Former White House communications director-for-a-few-days Anthony Scaramucci is very upset that CNN ran a headline Wednesday quoting him calling President Trump a “liar.” So when he was on Bloomberg TV the next day, he decided to clarify.
“Yes, the president is speaking mistruths,” Scaramucci said Thursday after accusing the network of pursuing “clickbait.” “Yes, the president is lying. He’s doing it intentionally to incite certain people, which would include left-leaning journalists and most of the left-leaning politicians.”
Scaramucci added: “He’s an intentional liar; it’s very different from just being a liar liar.”
O . . . kay?
Points for honesty. This is a former White House communications director admitting that his ex-boss, the president of the United States, is in fact a prolific liar and someone who wields lies for political gain. That’s no small thing.
But Scaramucci is also drawing a weird distinction. A lie is, definitionally, an intentional act. Saying someone is an “intentional liar” is redundant. If you don’t know what you are saying is false, it’s not actually a lie.

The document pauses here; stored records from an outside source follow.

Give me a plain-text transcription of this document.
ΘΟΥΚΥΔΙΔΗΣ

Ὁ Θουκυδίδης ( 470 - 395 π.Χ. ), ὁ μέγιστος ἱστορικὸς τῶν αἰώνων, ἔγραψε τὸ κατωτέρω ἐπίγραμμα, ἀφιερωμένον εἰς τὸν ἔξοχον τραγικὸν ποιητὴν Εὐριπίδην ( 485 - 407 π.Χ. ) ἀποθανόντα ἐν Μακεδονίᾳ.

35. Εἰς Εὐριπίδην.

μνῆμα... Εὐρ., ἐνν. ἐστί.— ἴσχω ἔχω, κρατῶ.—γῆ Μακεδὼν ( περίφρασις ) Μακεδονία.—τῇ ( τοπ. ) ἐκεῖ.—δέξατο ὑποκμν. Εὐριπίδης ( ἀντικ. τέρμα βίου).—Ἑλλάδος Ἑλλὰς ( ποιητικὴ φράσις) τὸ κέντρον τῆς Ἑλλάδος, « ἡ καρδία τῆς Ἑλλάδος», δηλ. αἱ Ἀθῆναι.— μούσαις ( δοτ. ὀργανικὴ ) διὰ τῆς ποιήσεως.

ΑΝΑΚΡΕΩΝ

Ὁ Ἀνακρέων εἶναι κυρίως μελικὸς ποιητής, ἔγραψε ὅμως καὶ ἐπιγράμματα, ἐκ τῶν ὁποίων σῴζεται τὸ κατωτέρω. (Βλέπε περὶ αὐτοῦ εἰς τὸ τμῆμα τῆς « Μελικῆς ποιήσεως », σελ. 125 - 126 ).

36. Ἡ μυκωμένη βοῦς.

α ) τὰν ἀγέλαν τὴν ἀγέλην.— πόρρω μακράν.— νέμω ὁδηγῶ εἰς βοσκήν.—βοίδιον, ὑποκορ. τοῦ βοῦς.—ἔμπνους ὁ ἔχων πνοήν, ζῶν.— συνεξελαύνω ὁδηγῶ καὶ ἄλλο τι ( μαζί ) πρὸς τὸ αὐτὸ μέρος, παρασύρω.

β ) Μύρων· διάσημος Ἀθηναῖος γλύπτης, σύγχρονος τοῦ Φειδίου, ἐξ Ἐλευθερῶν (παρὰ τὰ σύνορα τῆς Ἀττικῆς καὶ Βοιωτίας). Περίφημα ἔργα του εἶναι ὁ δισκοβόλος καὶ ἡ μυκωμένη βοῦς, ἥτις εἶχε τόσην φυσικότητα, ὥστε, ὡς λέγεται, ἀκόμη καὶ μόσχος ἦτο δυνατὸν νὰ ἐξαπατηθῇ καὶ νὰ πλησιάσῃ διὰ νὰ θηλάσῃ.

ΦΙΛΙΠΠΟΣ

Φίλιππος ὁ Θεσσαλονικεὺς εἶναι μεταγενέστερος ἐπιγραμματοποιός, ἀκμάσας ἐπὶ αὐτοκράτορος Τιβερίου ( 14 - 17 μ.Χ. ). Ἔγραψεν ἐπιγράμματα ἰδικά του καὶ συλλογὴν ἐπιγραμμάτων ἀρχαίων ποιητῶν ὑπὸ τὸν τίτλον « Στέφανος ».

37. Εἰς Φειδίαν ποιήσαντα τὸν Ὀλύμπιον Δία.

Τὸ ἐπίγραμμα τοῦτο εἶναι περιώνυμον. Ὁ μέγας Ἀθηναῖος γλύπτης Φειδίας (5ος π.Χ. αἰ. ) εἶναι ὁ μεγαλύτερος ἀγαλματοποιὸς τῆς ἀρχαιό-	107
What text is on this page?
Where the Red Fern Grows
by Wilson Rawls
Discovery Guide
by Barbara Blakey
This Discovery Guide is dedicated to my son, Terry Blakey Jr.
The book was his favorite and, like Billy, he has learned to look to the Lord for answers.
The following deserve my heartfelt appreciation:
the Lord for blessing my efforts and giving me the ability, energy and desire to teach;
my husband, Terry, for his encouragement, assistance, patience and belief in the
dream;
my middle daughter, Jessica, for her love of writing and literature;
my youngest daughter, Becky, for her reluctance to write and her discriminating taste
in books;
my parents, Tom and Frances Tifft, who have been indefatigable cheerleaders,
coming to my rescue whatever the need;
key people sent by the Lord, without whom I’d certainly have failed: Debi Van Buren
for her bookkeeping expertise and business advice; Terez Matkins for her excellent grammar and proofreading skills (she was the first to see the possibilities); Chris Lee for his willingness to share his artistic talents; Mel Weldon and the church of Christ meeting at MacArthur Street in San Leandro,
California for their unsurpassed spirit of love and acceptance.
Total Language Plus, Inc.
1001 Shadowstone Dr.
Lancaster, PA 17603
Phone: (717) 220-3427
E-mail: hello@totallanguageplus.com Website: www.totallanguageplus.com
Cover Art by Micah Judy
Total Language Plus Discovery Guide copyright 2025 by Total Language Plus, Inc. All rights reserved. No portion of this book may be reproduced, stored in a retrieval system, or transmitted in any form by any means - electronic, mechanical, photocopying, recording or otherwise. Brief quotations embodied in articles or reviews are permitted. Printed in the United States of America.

This is why much of the media, including The Washington Post, continues to decline to label Trump’s false statements as “lies.” It’s generally impossible to prove Trump knew better when he said the many false things he’s said. Perhaps he is simply living in an elaborately constructed fantasy or doesn’t grasp basic facts (which I’ve argued might be worse than being a liar!) — and you don’t write what you can’t prove.
Scaramucci’s main point, then, seems to be that Trump’s lies are deliberate — as part of a strategy. He’s basically arguing that Trump lies for a purpose — to goad his opponents into overreacting — and that this is somehow better than other kinds of lying. It’s not like Trump has little or no control over his lying. It’s that he’s doing it proactively.
All of this seems quite likely. Trump, whatever you think of him, is a savvy media operator. He will often say controversial things in just such a way as to allow himself plausible deniability, inviting tough coverage while giving himself an out. He has built a hugely loyal base, and a big part of that has been stoking feuds with the already much-hated media, often by saying so many false things that reporters are forced to cover them endlessly. Trump has seized upon the media’s obsession with facts (which it is their job to pursue, first and foremost) to prop up an extremely convincing boogeyman.
But it’s also quite a commentary on our political day and age when one of the president’s former aides and biggest promoters feels the need to argue that the president’s lies are actually smart lies. Scaramucci says Trump’s base is in on the joke and views the media as an overzealous “hall monitor.”
That might well be the case, but I don’t think it’s nearly as much of a mystery to the press as Scaramucci suggests. And if the president truly views lying as such a weapon. and so much of the country views it simply as the price of “owning the libs,” that’s a pretty sad state of affairs.